Legalizzazione nel Regno Unito
Il Regno Unito rappresenta tutt’ora un autentico fanalino di coda: ad oggi e solo dallo scorso anno è stato autorizzato l’impiego di cannabis in ambito terapeutico pur mantenendo illegale il consumo di erba a scopo ricreativo. Tuttavia sono auspicabili futuri significativi cambiamenti in quello che sembra essere il Paese più tollerante in termini di sanzioni.
La legalizzazione della cannabis nei paesi extraeuropei
La legalizzazione della cannabis in quelli che sono i Paesi extraeuropei sembra essere motivo di discussioni e dibattiti significativamente meno accesi rispetto a quanto avviene in Europa. Una mentalità radicalmente più aperta consente alle giurisdizioni un margine di tolleranza superiore, portando a considerare l’erba non più fortunatamente un tabù.
Legalizzazione in Australia
In Australia un recente provvedimento ha stabilito tutte le norme legate al consumo e alla detenzione di cannabis a uso ricreativo, ufficializzando l’effettiva legalizzazione: i maggiorenni hanno il diritto di possedere fino a 50 grammi di erba e possono coltivare 2 piante a testa o 4 per famiglia. Trattandosi di uno stato federale tale legge tuttavia coinvolge solo il territorio della capitale sebbene dal 2016 sia stato legalizzata anche l’assunzione di marijuana a scopo terapeutico.
Legalizzazione in California
Anche la California si è progressivamente adeguata al processo di legalizzazione a carico della cannabis: a partire dal 1° gennaio 2019, l’uso ricreativo della marijuana è diventato legale a seguito di un referendum indetto a novembre. I cittadini che hanno superato i 21 anni possono detenere liberamente fino a 28 grammi di erba e coltivare a casa fino a sei piantine. Resta tuttavia vietata l’assunzione nei luoghi pubblici.

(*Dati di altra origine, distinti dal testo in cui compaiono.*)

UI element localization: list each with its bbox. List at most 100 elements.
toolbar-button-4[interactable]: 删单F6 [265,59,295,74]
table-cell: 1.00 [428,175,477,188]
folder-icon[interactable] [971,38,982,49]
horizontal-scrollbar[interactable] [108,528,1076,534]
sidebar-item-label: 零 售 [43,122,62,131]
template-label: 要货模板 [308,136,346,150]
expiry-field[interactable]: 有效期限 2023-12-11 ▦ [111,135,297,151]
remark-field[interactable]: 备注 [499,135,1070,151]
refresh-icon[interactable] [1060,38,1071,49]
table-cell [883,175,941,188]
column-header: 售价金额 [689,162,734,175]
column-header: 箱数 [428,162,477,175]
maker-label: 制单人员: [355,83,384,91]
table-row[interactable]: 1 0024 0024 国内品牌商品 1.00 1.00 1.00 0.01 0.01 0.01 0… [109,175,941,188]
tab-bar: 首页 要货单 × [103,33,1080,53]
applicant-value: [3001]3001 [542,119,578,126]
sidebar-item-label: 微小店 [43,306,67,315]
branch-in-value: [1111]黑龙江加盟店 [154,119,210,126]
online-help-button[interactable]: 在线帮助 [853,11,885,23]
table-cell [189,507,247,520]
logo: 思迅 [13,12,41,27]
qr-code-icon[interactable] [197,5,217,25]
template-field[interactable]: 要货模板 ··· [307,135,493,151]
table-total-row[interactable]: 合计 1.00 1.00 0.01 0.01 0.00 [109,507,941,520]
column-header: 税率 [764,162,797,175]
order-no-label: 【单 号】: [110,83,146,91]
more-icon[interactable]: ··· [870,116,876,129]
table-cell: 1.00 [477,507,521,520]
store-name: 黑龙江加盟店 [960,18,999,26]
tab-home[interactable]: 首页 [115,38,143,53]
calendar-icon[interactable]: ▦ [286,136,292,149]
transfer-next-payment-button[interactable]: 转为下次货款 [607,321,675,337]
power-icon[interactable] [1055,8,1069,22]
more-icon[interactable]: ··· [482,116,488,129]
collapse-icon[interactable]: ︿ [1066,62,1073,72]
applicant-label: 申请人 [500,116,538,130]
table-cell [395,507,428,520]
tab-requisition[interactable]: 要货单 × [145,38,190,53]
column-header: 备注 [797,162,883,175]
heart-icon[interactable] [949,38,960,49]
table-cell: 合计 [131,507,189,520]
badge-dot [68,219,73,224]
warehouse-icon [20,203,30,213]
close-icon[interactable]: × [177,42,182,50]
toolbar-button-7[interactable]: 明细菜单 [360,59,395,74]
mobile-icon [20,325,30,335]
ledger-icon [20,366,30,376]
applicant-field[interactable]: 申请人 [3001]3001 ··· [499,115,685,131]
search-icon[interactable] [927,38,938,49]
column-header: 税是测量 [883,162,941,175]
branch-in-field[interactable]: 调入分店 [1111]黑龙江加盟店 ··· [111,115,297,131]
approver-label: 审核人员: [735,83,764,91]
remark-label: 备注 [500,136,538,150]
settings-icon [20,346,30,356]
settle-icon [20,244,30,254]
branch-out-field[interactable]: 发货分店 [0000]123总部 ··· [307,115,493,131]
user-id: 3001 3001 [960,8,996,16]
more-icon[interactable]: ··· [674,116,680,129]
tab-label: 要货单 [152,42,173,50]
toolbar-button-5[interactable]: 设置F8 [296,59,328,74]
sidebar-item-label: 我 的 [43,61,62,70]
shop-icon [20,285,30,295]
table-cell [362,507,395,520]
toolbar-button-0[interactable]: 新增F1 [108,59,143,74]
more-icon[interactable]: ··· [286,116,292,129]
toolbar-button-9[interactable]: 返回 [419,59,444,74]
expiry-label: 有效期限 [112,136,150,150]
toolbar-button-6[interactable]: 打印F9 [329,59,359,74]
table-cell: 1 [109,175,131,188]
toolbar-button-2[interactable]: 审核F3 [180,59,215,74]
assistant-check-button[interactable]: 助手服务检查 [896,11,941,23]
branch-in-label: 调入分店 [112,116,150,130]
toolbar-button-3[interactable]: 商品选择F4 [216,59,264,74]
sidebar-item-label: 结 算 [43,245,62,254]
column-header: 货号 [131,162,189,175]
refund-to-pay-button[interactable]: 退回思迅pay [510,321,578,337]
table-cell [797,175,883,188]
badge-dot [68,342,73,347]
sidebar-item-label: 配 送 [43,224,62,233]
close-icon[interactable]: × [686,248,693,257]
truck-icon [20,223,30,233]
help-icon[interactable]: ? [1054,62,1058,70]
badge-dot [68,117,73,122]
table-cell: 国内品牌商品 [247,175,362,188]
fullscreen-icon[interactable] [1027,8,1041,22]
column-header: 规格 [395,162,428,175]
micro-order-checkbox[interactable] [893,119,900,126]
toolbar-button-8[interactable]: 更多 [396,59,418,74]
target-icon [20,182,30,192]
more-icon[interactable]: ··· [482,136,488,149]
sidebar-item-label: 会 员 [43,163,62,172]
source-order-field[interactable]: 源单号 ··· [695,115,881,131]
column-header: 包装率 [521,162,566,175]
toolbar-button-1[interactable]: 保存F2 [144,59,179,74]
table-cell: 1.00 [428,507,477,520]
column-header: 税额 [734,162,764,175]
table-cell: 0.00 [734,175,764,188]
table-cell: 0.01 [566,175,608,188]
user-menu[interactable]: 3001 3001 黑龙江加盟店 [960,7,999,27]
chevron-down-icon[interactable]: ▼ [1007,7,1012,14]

Legalizzazione negli Stati Uniti
Il 25 giugno 2019 il Governatore dell’Illinois ha approvato la legge per mezzo della quale è avvenuta a tutti gli effetti la legalizzazione legata all’uso e alla vendita di cannabis nell’intero Stato, questo a partire dal 1°gennaio 2020. Ad oggi rappresenta l’undicesimo stato degli USA ad aver legalizzato completamente la marijuana seguendo le orme di Alaska, California, Colorado, Maine, Massachusetts, Michigan, Nevada, Oregon, Vermont e Washington. Il numero degli Stati dove è tuttavia considerato legale vendere e acquistare marijuana aumenta se si includono anche il District of Columbia, dove tuttavia è vietata la vendita privata, e i territori delle Isole Marianne Settentrionali e Guam. Piuttosto curioso se si pensa che proprio negli Stati Uniti ha avuto origine il proibizionismo!
Conclusioni: secondo te è giusto legalizzare?
È giusto legalizzare la cannabis? Noi riteniamo di si, perché oltre a garantire un sostanziale miglioramento dell’economia nazionale, un incremento dei posti di lavoro legati alla produzione e commercializzazione, e una sostanziale riduzione della microcriminalità data dallo spaccio, la legalizzazione della cannabis renderebbe fruibile un elemento naturale che, al di là dei possibili effetti psicotropi, racchiude comprovate virtù ed è in grado di conferire notevoli benefici al corpo e alla mente. E voi cosa ne pensate? Siete favorevoli o contrari? Siete aperti al cambiamento o ancora legati ai pregiudizi dati dal “moderno proibizionismo”?.